Rich Kramer, CEO of Goodyear Tire, made $10.3 million last year. Probably a bit more than a Schwab tire shop manager.

But that’s not economics. It’s policy. And envy does a poor job finding common ground.

Suppose instead the government had never interrupted the supply chain, never stuffed accounts with fake cash. Would the UAW be striking, demanding a 40% increase in pay?

Counterfactuals are even more subjective than economic data, but it’s improbable. Companies and consumers alike would have had to adapt.  There would be no sea of money distorting reality.

Is it better that government intervenes by printing money that so radically alters reality that people think they can be paid $300,000 to make cars?

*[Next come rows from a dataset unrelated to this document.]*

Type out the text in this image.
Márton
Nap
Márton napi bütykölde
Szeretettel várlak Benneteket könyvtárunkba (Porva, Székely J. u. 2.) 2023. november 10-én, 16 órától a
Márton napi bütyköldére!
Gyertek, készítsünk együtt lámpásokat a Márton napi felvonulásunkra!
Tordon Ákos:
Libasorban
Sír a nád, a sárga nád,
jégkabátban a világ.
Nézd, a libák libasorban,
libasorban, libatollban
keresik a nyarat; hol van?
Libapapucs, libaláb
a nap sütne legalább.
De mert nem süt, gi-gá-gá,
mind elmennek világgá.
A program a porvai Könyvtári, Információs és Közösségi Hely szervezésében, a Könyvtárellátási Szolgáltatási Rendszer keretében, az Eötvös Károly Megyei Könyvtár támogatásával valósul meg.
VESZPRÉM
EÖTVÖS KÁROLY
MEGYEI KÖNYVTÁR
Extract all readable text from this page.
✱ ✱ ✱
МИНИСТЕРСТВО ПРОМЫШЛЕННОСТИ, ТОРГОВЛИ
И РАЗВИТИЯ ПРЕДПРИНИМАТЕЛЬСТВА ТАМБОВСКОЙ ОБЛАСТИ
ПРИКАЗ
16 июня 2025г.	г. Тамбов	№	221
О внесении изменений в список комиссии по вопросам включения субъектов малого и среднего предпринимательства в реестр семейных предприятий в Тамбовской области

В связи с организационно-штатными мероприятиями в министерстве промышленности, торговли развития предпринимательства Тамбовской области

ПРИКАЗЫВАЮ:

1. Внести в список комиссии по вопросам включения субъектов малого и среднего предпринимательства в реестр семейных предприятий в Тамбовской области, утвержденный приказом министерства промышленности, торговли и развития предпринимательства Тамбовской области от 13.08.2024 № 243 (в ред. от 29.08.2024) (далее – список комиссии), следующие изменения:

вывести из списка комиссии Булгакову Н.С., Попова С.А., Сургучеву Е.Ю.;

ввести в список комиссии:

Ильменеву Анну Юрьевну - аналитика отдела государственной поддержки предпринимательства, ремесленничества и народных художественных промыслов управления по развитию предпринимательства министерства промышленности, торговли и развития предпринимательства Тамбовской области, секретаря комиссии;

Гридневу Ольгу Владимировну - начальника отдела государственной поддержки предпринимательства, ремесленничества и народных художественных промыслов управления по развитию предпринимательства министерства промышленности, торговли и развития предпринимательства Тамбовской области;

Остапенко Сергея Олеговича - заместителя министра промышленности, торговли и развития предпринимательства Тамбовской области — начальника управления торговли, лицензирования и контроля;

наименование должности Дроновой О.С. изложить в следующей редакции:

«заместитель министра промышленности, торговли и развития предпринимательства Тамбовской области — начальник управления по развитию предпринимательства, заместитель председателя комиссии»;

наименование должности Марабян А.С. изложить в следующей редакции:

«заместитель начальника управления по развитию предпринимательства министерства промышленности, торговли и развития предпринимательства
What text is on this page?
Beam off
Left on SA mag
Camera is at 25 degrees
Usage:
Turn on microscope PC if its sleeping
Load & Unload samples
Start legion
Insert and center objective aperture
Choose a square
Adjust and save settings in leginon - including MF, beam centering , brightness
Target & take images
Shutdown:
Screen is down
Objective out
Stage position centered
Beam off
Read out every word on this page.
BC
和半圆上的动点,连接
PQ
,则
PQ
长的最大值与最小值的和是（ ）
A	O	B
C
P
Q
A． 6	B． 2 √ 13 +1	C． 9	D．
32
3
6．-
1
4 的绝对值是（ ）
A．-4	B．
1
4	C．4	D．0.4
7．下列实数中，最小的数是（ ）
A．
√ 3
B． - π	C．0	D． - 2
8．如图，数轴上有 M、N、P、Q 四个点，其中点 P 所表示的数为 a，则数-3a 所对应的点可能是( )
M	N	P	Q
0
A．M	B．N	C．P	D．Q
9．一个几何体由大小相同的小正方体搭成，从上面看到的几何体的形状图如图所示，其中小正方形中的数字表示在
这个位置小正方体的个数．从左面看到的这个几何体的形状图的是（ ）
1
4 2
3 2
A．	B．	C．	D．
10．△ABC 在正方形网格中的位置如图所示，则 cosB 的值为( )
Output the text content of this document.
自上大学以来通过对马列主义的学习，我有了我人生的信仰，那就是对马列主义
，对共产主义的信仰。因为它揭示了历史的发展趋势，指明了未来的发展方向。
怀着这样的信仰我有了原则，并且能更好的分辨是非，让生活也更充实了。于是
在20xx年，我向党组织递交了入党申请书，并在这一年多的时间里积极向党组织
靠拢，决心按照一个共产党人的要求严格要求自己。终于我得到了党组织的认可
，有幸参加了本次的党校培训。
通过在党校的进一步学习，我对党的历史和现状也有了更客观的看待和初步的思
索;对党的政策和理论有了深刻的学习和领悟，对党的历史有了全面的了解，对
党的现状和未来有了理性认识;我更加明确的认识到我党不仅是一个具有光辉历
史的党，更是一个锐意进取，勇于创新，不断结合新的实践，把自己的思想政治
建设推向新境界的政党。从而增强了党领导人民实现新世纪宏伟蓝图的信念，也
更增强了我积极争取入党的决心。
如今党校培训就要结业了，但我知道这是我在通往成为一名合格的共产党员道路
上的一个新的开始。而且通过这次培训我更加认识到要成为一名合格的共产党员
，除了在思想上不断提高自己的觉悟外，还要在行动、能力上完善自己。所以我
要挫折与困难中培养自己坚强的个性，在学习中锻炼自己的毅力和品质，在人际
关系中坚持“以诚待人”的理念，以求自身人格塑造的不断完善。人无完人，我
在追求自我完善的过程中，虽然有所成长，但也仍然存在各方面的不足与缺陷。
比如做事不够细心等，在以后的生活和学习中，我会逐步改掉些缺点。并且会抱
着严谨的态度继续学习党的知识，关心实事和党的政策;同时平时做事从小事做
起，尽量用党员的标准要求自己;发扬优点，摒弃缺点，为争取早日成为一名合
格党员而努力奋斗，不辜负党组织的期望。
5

The stock market also depends on things that aren’t real. Half the daily volume is short. Fake. Manufactured to fill trades where there are insufficient real buyers or sellers.

Is that superior to a market constrained by reality? It doesn’t matter because that decision has already been made for us, by a small group in government.

Back to central banks and economists, if the people in charge of policy are so fearful of collapse that they manufacture money and demolish the global supply chain, maybe we should lose confidence in them, and un-choose them?

But we don’t change either one. I find it a striking feature of modern culture that we apparently prefer economic and market façades to reality.  Or is it that we don’t know enough to know?

I think a lesson in economics would help. Which is as funny as a decimal point.